Dictionaries define “draft” many ways, such as a current of air, a compulsory conscription, the act of pulling loads.
For the Land Bank’s purposes, the meaning of “draft” is consistent with this definition: “a preliminary version, any of various stages in the development of a plan or document” — meaning “not final” and “not a done deal.”
When the Land Bank issues a draft management plan, such as the recent plan for Turtleback, it means the plan is draft, subject to revision based on public comment.
Consider the public meeting on a proposed plan for Fowler’s Pond Preserve held on Orcas in August 2000. The Land Bank had proposed a trail and options for parking with room for a school bus to allow students to observe and research the wetland’s rich flora and fauna. The public meeting was packed and impassioned adults and students pleaded for no public access to the Fowler’s Pond Preserve — no trail and absolutely no parking!
Based on the public objections and consistency with our mission statement and policies, the plan was revised to only allow public access to Fowler’s Pond Preserve with written permission, and only for scientific and educational purposes. This is just one example of many situations where the Land Bank has revised property management based on public comments.

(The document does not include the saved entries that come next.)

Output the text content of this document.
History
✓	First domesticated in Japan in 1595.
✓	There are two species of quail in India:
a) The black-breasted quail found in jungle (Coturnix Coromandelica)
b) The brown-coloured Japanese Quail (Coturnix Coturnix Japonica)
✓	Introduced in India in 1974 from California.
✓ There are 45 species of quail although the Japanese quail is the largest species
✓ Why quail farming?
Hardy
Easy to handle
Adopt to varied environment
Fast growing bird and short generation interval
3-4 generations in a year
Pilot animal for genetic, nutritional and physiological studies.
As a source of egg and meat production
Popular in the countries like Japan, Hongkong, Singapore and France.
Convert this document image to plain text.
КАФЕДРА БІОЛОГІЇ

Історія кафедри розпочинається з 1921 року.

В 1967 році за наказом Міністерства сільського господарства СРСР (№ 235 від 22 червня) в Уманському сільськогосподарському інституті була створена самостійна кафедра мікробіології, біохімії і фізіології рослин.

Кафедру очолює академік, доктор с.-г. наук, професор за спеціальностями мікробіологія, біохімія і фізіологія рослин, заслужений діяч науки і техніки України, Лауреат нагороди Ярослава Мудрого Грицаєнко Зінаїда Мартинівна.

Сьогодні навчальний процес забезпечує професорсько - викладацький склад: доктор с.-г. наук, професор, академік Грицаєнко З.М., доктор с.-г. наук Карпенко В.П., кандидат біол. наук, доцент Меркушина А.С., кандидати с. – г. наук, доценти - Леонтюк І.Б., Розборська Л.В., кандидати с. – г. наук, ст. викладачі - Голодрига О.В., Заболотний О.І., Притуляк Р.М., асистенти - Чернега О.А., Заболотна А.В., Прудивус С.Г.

Although recently some people have painted the Land Bank as insincere in its commitment to the definition of draft, I emphasize that the commissioners and staff take public comments very seriously, are highly responsible to the Land Bank’s mission in their considerations, and have historically revised both draft and final management plans when circumstances or information supported the change.
The Land Bank Commission began discussions on the comments received on the Draft Turtleback Management Plan when the public comment period closed. There are many issues identified by interested citizens that require consideration but the commissioners are dedicated to revising the draft plan in a timely manner.
The meetings are held monthly, advertised in the papers and the Land Bank’s Web site. Anyone is welcome to attend. There is always time set aside for public comment.